III.The Ending Phase
  1. Implementing the plan
  2. Termination
  3. Follow Up
  1. Implementing the plan:
    The patient almost independently of the counselor carries out this stage of counseling. It is putting in to action of the plan that was discussed in the previous stage. Usually, what the client needs here is support from the counselor.

    The essential tasks of the ending phase
    • Identification and reinforcement of the patients progress
    • Attending to unresolved feelings, issues and concerns patients.

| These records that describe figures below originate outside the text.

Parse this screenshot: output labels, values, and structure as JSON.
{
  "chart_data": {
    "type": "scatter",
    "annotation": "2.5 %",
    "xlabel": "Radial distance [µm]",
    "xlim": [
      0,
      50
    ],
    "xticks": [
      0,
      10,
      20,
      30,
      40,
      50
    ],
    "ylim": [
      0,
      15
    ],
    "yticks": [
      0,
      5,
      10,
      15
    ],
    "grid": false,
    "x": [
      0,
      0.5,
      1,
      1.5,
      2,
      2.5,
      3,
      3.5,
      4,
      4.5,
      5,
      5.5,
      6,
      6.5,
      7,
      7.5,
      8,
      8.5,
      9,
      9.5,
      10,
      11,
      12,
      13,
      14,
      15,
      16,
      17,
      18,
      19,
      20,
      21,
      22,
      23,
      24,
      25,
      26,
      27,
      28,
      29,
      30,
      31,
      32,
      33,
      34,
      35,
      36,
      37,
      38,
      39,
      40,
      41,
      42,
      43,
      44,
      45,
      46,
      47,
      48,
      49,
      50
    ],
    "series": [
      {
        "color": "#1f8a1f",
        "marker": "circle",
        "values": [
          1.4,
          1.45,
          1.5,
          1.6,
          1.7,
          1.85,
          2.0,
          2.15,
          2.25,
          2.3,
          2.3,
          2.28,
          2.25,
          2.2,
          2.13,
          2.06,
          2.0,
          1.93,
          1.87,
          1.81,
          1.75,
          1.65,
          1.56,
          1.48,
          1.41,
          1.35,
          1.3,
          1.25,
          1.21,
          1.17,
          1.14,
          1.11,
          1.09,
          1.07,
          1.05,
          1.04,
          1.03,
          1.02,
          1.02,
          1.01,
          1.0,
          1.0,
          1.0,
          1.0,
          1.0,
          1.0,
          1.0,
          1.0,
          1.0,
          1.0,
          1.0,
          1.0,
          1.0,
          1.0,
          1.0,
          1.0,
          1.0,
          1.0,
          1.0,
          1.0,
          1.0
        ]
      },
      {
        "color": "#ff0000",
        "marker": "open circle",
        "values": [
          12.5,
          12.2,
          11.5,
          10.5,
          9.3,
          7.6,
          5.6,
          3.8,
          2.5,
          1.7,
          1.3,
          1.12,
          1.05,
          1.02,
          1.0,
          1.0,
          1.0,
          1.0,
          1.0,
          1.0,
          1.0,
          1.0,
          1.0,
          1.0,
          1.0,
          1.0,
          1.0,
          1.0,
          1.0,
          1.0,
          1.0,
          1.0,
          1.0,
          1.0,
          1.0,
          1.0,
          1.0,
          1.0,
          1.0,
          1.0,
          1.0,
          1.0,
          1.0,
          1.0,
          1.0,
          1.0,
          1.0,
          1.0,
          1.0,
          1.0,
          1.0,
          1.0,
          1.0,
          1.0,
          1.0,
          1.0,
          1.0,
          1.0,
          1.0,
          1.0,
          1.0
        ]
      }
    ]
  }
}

    • Encouraging further goal setting and the identification of logical next steps.
    • Evaluating the work and reviewing the extent to which goals were realised. If the work fails find out the reasons and correct the errors. If the work was successful the patient may be encouraged to move further.
    • Encouraging the patient to express feelings about termination.
  2. Termination:
    Termination is an inevitable part of the counseling process. The helping relationship is not a permanent one. Its life- time is limited. One should always keep the termination in mind from the beginning and plan for it continuously. When the problem is solved final termination takes place.
    Termination may at first sight appear to be an end of all relationship with the patient. The Counselor has helped the patient towards self-confidence and decision-making, where the patient is much more able to handle problems.
  3. Follow Up:
    Follow up like evaluation may be a continuous process. It continues from one interview to the next as well as after regular interviews has ended. Before the termination, the counselor has to see whether the patient requires any follow up.
  • It is important to pay attention to the strength of the counseling relationship. Generally, more established relationships could tolerate feelings and issues of great intensity.
  • It is important to keep the patient focused on the work to be done.
  • Distinction should be made between strongly expressing concerns and being overwhelmed by emotion.